先生と私の三ヶ月
【Side 望月】

 危なかった。
 黒田から電話がかかって来なかったから、あのままガリ子を無理矢理にでも抱いていた。

 キスシーンのイメージを考える為、ガリ子にモデルをしてもらっていただけだったのに、膝の上に乗るあいつが可愛くて、魅力的で、つい手を出しそうになった。

 頬に触れた唇の感触を思い出して、ため息が出た。
 ガリ子の唇、柔らかかったな。

 なぜ俺は唇にキスはしないとカッコつけた事を言ってしまったのか。
 これが黒田が言っていた気持ちは高まるが、肉体的な所にいけないジレンマというやつか。確かに我慢大会だ。

 俺の我慢もあと、どれくらい持つのだろうか。
 はあ。またため息が出た。
 
 もう俺は情けない程、ガリ子に翻弄されている。

 ひなこと別れてから、恋なんて出来ないと思っていたが、俺は本気の恋に落ちてしまった。なんて悩ましいんだろう。朝昼晩とガリ子を想うなんて。
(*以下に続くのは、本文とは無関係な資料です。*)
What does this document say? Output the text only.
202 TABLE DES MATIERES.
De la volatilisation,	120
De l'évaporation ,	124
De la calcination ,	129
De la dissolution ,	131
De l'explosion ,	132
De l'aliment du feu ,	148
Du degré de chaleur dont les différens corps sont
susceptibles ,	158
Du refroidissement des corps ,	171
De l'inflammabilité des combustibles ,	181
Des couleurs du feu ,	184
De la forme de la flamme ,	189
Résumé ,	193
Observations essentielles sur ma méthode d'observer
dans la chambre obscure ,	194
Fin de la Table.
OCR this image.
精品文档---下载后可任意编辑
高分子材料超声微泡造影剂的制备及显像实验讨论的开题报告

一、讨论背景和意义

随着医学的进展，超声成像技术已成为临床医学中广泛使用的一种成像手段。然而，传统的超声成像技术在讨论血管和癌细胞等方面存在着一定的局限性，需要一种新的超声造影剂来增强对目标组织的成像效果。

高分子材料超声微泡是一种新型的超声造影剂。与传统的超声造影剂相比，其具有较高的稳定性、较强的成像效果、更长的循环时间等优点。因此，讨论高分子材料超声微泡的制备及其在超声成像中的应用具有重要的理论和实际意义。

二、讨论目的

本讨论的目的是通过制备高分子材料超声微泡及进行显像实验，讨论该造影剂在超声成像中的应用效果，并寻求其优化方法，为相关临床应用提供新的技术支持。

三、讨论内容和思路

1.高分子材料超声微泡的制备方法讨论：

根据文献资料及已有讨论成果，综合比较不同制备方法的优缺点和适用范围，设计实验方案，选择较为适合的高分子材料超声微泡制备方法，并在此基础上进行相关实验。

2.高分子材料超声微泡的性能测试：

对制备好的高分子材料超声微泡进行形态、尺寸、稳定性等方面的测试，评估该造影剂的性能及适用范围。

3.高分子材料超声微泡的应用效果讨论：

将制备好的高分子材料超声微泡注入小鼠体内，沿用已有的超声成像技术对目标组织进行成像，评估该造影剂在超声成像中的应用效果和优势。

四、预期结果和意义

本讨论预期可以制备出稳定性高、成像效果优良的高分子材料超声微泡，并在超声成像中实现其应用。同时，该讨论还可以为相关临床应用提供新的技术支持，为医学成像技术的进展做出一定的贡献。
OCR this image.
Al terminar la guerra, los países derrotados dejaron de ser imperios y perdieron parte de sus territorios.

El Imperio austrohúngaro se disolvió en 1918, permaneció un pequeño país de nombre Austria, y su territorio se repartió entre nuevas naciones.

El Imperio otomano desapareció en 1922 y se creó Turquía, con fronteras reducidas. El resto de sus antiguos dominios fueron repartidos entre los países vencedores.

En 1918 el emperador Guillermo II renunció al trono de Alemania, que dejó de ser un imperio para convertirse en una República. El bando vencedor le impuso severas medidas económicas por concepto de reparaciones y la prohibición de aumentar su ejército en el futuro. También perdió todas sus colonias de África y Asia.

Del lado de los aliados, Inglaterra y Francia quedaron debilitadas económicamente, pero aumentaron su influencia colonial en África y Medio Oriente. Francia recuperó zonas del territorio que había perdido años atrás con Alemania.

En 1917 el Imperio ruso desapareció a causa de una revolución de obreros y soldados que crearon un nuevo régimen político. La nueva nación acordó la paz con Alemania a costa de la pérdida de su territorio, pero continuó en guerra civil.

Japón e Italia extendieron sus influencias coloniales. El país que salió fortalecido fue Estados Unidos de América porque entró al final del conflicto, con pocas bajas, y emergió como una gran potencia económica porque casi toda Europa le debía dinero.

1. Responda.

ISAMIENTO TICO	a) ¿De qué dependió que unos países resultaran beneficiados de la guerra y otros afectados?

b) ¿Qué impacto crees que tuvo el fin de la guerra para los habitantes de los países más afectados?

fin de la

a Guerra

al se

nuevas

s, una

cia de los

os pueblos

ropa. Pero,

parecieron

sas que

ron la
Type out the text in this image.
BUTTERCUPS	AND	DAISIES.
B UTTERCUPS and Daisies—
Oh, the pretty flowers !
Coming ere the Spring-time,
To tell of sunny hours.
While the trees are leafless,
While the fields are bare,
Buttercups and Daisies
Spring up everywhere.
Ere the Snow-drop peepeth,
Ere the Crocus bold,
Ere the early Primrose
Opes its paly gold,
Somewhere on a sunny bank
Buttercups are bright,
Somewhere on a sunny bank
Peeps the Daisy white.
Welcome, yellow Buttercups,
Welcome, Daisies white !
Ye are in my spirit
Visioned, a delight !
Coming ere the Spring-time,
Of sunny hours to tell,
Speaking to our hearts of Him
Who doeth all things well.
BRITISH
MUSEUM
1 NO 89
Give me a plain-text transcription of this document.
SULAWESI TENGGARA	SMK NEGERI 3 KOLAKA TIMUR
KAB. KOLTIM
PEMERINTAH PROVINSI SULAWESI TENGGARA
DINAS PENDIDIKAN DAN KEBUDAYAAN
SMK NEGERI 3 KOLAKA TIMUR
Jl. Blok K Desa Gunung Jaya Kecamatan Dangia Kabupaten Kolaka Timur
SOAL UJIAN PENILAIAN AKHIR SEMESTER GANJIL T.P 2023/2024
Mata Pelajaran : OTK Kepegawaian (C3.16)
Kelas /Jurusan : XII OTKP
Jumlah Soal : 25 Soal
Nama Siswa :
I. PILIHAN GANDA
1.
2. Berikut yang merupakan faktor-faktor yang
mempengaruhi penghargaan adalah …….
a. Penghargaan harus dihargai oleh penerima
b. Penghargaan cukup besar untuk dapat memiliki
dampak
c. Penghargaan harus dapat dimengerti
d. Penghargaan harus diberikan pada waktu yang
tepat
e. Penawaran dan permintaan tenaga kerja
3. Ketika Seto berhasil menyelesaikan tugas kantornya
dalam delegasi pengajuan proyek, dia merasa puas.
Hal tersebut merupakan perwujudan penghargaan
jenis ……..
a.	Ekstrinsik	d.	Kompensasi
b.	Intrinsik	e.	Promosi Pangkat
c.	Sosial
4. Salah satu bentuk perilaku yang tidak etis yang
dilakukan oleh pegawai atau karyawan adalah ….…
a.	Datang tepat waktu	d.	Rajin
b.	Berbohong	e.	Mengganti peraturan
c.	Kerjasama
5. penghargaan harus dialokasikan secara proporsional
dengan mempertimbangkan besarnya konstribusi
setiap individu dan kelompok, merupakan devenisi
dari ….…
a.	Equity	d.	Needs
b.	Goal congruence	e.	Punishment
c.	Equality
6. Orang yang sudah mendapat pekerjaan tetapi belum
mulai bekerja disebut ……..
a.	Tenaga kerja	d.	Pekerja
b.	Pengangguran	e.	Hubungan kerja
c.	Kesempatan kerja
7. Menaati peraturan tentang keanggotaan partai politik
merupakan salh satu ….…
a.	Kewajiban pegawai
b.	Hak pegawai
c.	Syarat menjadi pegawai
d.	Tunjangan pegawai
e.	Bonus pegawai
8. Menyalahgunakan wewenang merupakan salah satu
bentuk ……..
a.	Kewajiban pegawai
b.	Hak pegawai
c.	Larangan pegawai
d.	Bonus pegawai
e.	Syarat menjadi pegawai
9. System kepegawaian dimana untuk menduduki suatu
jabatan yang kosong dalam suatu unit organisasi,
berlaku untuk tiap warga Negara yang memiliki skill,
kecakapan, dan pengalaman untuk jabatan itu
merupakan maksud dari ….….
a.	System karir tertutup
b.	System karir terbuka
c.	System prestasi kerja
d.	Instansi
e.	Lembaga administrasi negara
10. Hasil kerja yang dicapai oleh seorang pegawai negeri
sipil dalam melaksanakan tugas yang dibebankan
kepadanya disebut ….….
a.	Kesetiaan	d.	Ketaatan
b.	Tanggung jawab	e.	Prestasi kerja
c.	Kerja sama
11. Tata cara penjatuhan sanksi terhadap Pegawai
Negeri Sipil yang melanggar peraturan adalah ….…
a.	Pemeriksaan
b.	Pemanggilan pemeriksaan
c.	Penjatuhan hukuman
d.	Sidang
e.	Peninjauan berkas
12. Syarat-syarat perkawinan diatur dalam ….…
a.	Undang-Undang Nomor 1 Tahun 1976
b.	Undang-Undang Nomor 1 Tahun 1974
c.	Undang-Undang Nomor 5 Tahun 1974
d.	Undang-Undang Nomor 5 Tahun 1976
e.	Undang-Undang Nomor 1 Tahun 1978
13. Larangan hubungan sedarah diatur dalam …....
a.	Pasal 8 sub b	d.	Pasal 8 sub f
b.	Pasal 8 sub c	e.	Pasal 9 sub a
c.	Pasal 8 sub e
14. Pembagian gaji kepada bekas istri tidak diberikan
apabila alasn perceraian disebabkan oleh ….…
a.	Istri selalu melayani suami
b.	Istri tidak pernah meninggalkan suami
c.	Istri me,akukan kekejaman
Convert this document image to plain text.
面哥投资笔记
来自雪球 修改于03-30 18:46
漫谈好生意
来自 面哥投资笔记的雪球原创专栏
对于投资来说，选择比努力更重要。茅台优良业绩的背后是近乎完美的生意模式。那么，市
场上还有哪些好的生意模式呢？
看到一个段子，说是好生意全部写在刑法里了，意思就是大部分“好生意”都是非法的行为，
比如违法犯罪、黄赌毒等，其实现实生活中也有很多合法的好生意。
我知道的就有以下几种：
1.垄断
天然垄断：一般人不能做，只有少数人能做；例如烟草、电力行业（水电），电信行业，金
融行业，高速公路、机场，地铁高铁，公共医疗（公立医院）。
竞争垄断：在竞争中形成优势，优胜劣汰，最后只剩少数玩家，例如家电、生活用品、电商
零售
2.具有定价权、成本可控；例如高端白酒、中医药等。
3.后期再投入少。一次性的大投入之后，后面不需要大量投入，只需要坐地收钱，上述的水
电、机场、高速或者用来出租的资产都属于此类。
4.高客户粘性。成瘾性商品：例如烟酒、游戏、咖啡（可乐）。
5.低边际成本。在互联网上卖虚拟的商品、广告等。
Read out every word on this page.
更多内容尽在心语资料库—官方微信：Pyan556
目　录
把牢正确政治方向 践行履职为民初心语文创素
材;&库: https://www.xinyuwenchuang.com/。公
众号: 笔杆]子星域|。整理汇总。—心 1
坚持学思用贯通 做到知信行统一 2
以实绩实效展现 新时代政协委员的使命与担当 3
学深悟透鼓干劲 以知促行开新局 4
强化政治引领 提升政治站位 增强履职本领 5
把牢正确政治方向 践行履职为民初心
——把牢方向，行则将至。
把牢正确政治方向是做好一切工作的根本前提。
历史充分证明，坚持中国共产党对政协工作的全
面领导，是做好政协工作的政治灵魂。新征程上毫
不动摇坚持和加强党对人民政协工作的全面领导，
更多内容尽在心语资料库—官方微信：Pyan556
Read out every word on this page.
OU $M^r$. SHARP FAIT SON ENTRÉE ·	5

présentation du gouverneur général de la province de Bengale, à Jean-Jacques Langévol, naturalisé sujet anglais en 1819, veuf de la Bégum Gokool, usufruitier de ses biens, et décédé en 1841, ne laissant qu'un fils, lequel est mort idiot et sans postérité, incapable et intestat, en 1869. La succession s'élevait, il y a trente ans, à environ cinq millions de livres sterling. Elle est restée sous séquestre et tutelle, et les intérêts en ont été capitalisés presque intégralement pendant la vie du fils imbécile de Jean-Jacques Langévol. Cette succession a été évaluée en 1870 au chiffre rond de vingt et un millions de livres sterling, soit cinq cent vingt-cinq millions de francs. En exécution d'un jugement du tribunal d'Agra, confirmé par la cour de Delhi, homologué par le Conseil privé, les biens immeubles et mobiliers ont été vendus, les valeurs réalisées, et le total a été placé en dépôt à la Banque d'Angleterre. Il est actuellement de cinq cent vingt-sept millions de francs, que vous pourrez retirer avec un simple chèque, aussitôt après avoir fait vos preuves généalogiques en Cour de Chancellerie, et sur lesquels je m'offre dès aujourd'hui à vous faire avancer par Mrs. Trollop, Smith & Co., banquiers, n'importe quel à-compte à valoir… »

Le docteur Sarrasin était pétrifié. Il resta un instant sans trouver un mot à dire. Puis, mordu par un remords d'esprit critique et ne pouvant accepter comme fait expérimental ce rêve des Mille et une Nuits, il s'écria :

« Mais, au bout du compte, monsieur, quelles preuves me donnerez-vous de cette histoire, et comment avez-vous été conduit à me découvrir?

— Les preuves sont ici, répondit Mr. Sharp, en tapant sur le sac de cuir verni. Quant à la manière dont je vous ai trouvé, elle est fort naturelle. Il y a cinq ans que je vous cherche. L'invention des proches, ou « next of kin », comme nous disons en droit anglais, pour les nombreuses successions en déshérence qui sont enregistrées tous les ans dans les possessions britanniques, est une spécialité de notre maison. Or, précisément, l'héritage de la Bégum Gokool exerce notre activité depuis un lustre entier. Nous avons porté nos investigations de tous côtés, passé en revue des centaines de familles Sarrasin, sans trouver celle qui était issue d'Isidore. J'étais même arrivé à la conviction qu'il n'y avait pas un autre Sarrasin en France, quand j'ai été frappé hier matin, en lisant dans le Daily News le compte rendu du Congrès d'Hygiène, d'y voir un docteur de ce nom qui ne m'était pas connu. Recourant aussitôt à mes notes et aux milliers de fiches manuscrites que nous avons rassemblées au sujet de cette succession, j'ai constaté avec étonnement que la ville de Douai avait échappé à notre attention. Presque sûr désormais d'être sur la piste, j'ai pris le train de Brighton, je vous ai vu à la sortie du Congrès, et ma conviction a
 この間、世界で一番、俺が大事だなんて、ガリ子に言われた時は自分でもびっくりする程、動揺した。ガリ子のくせに、あんな可愛い事を言いやがって。あいつは計算とか全くない素でやるから困る。

 集学館に行かせたのは正解だった。
 あのまま家に置いておいたら、俺は我慢できずに手を出しただろう。

 大分、時間が経ったおかげで今は落ち着いたが。

 それにしても帰りが遅いな。もう夜の9時を過ぎてるぞ。
 帰りに自宅に寄ると言っていたが、何か用事が出来たんだろうか。
 今週末が母親の新盆だと言っていたから、準備などがあって忙しいのか?

 もしかしたら、今夜は自宅に泊まってくるのか?
 それなら、連絡ぐらいくれればいいのに。心配になるだろう。

「ただいまです!」
 玄関ホールから大きな声がした。